When someone mentions a mall these days in Clarkstown, most people assume the talk is about Palisades Center in West Nyack. But town officials say that in the fall they expect much of the talk will be about the future of the Nanuet Mall.
Clarkstown Town Supervisor Alex Gromack said that the owners of the 40-year-old Nanuet Mall have had preliminary discussion with town officials about a planned major revitalization of the mall that could start in 2011.
"It's certainly good news that the owners of the Nanuet Mall want to make an investment in the property," said Gromack. "A lot of the rumors about the mall are not true. The fact is there are some big plans for a renovation, revitalization of the mall."
Gromack said the mall's owner, Simon Properties of Indianapolis, Ind., wants to keep the Nanuet Mall as a traditional mall. To do that, Gromack said preliminary information shared with the town calls for a major reconstruction, which could include demolition of the mall's parking garage and the empty wing of the mall erected during an expansion that most recently was leased by Boscov's.
The 913,000 square foot mall opened in 1969 and features a variety of stores on two levels and a Macy's department store on the east side of the mall, with a Sears store on the west side. Macy's and Sears own those buildings.

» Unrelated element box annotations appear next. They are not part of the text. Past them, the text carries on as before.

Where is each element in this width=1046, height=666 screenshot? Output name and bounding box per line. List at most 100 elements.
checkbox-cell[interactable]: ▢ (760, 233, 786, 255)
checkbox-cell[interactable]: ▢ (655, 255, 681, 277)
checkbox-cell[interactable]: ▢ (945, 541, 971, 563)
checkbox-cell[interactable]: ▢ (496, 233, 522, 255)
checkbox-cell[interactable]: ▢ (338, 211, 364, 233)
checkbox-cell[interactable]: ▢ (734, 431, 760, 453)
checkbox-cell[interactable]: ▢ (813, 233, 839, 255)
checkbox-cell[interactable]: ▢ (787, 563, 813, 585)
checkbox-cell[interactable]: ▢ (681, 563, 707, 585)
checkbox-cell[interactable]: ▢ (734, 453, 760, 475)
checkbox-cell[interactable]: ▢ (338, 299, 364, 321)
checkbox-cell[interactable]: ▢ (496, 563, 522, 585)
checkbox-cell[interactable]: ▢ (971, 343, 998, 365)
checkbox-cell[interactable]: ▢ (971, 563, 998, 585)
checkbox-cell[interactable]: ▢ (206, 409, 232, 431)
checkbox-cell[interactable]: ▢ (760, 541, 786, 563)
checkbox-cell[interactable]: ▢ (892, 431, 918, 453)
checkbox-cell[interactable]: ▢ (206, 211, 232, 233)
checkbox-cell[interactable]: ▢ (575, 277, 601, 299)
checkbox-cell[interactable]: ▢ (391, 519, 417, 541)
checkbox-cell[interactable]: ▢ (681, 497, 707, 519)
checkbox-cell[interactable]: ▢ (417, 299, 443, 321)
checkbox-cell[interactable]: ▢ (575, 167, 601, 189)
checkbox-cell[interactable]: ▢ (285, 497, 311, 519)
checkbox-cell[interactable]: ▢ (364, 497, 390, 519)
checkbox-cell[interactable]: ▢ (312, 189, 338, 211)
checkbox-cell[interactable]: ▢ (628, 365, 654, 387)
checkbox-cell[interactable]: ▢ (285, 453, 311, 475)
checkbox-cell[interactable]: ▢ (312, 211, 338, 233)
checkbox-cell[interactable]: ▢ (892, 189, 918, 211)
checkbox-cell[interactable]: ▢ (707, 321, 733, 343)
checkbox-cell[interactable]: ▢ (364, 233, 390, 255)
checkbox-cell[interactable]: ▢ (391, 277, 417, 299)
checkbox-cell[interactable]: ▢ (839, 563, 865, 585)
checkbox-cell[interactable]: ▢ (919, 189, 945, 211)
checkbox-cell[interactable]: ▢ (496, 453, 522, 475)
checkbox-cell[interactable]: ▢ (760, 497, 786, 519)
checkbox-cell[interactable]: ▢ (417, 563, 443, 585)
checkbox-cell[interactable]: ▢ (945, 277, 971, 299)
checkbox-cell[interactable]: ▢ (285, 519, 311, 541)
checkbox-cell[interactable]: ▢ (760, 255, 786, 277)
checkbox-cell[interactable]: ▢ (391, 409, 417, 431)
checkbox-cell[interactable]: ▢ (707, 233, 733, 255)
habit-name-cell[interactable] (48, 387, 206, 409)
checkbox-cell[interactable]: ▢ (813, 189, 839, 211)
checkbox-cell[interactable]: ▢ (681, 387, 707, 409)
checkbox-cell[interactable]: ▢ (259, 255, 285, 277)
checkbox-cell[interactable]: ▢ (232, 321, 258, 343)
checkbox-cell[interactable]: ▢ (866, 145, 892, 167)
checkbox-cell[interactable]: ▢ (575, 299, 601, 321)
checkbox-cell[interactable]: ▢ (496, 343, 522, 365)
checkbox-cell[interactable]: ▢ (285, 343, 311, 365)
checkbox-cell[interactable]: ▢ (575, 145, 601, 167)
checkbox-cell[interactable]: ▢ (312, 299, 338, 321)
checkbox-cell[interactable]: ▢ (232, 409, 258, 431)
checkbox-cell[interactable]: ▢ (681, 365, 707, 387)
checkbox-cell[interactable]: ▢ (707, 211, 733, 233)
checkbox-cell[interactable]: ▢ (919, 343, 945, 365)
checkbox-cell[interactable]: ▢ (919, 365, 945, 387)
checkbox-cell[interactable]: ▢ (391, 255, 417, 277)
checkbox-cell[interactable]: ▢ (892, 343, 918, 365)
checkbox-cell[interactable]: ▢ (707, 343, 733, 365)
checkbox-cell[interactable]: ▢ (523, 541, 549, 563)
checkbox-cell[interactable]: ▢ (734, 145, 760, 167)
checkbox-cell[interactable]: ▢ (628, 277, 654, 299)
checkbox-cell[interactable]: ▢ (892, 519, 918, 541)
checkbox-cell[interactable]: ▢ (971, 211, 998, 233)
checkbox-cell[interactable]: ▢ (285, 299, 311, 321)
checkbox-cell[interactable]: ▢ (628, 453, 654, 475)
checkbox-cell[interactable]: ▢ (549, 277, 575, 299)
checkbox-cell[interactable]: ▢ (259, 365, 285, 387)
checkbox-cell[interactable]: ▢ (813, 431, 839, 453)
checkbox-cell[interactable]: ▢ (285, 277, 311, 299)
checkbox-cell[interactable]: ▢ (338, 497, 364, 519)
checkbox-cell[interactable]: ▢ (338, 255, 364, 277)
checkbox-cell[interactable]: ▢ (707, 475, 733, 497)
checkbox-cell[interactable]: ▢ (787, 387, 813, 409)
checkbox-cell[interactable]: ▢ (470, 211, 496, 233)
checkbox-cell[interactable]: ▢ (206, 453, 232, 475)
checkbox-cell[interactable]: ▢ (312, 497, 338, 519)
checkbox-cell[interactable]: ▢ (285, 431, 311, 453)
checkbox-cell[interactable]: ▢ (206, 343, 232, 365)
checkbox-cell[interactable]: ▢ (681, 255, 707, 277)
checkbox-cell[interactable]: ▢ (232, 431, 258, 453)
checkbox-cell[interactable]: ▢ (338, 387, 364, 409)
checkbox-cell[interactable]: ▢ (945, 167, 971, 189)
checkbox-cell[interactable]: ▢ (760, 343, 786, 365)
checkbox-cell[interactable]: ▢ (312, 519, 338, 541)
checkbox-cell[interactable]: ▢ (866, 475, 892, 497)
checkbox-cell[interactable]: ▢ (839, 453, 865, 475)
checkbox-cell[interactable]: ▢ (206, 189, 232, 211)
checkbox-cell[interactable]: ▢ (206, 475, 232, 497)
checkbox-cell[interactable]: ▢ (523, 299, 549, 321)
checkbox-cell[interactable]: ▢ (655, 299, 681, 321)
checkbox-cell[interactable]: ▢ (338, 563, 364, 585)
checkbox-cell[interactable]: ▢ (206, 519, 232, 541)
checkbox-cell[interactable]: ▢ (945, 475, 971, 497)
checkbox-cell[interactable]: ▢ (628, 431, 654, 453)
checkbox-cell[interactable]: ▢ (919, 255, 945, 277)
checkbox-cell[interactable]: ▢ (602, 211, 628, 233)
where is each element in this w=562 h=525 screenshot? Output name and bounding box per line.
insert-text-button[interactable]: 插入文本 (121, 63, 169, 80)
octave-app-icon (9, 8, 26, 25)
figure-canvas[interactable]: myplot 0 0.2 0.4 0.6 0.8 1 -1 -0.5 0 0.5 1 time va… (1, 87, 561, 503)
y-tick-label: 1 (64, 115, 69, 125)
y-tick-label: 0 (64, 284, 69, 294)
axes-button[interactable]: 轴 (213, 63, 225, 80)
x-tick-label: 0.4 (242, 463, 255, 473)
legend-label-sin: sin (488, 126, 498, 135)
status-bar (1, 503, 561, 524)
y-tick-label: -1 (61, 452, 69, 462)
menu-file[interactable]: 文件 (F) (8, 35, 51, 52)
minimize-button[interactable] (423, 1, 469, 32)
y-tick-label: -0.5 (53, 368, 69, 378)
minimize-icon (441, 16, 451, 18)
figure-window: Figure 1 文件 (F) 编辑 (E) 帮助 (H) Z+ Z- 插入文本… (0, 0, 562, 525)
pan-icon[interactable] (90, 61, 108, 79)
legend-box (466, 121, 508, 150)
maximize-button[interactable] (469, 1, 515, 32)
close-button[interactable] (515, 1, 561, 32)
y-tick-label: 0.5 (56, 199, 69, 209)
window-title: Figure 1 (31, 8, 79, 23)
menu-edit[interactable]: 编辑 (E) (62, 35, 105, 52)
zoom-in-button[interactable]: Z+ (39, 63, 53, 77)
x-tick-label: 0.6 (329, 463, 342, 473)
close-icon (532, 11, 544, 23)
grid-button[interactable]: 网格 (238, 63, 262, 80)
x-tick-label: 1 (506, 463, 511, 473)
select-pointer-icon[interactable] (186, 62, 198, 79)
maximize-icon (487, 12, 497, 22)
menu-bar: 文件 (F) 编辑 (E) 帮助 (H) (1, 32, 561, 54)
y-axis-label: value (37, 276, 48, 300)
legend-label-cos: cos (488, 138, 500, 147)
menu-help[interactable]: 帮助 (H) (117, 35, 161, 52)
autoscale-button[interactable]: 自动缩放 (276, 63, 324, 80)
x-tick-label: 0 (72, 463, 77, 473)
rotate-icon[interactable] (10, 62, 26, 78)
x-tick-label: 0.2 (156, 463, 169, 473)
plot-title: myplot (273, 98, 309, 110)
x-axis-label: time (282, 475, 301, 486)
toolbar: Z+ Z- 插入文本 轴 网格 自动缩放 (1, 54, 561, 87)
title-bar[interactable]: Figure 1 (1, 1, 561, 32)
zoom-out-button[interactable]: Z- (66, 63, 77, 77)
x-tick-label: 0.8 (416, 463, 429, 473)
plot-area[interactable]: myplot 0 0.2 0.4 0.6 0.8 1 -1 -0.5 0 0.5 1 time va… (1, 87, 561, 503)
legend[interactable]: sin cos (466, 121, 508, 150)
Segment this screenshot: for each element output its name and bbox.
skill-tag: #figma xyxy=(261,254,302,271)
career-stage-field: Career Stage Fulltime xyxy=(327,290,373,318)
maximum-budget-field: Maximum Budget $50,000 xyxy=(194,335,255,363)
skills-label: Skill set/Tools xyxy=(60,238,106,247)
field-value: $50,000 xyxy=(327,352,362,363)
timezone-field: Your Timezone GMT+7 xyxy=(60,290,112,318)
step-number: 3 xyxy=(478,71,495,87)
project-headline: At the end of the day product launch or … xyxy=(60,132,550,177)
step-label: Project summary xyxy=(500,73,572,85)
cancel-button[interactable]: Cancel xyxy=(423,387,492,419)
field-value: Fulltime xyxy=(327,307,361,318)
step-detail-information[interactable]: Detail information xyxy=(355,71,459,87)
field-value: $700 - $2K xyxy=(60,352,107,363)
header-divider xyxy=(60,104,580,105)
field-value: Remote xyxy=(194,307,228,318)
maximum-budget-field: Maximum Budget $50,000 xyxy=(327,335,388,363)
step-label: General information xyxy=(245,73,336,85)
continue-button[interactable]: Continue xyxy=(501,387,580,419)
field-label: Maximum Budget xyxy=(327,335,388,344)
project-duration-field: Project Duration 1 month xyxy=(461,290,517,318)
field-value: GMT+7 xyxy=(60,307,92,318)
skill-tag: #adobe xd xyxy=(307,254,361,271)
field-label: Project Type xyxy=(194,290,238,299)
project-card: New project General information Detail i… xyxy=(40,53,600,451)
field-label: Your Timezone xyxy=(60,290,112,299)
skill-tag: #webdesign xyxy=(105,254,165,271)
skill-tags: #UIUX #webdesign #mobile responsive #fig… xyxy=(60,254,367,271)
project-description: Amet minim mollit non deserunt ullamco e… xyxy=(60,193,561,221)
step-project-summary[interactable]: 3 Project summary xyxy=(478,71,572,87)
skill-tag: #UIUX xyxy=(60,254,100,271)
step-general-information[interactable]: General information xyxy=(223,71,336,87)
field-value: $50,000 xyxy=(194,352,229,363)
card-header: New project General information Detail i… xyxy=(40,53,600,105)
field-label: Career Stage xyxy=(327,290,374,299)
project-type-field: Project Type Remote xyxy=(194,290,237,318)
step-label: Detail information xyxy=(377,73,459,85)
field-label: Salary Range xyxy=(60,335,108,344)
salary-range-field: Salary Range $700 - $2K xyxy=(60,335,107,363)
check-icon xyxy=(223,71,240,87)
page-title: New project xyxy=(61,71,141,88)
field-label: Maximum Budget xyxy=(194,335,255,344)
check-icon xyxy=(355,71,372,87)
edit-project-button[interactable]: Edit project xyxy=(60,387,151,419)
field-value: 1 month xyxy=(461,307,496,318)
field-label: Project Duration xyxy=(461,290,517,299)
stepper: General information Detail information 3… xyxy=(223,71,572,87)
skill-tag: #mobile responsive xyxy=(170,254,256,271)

Officials at Simon Properties would not comment on the future plans for the mall, which was expanded in 1994 and fell onto hard times with the opening of the larger Palisades Center in 1998 just a few minutes east on Route 59.
Gromack said Simon representatives have already met with town building officials to go over local rules and regulations governing the Nanuet Mall site. Gromack said he is anticipating Simon presenting sketches and other details to town planning officials for them to start reviewing in September or October.
The formal approval process for a Nanuet Mall revitalization plan could start in early 2011, Gromack said.
"They are talking about construction in 2011 and 2012," Gromack said.
Some previous ideas for the mall included converting it into an outlet shopping center such as Woodbury Common in Orange County. However, Gromack said that idea is not part of the new plan.
As a company, the mall's owner is a real estate giant.
Simon Property Group Inc. recently announced results for the quarter ended June 30, 2010. Net income was $152.5 million, or $0.52 per diluted share, compared to a net loss of $20.8 million, or $0.08 per diluted share, in the prior year period. The 2009 results included a non-cash impairment charge of $140.5 million, or $0.43 per diluted share.
Funds from operations hit $487.7 million, or $1.38 per diluted share, in the second quarter of 2010 as compared to $313.1 million, or $0.96 per diluted share, in the prior year period.
"Our positive momentum from the first quarter continued," said David Simon, chairman and chief executive officer. "The improvement in business conditions extended into the second quarter as demonstrated by higher occupancy and sales. Sales for our malls and Premium Outlets during the second quarter of 2010 were 4.9 percent higher than in the second quarter of 2009, and occupancy grew 90 basis points from March 31, 2010. Revenue growth and a continued focus on expense management resulted in positive comparable property net operating income growth in the quarter.
"The company utilized a portion of its cash during the first six months of 2010 to retire $1.5 billion of debt, acquire an outlet center in Puerto Rico, and increase its ownership interest in Houston Galleria, arguably one of the top five malls in the United States," Simon said.
Simon Property Group, Inc. is an S&P 500 company that owns or has an interest in 373 retail real estate properties comprising 256 million square feet of gross leasable area in North America, Europe and Asia. Simon Property Group and employs more than 5,000 people worldwide.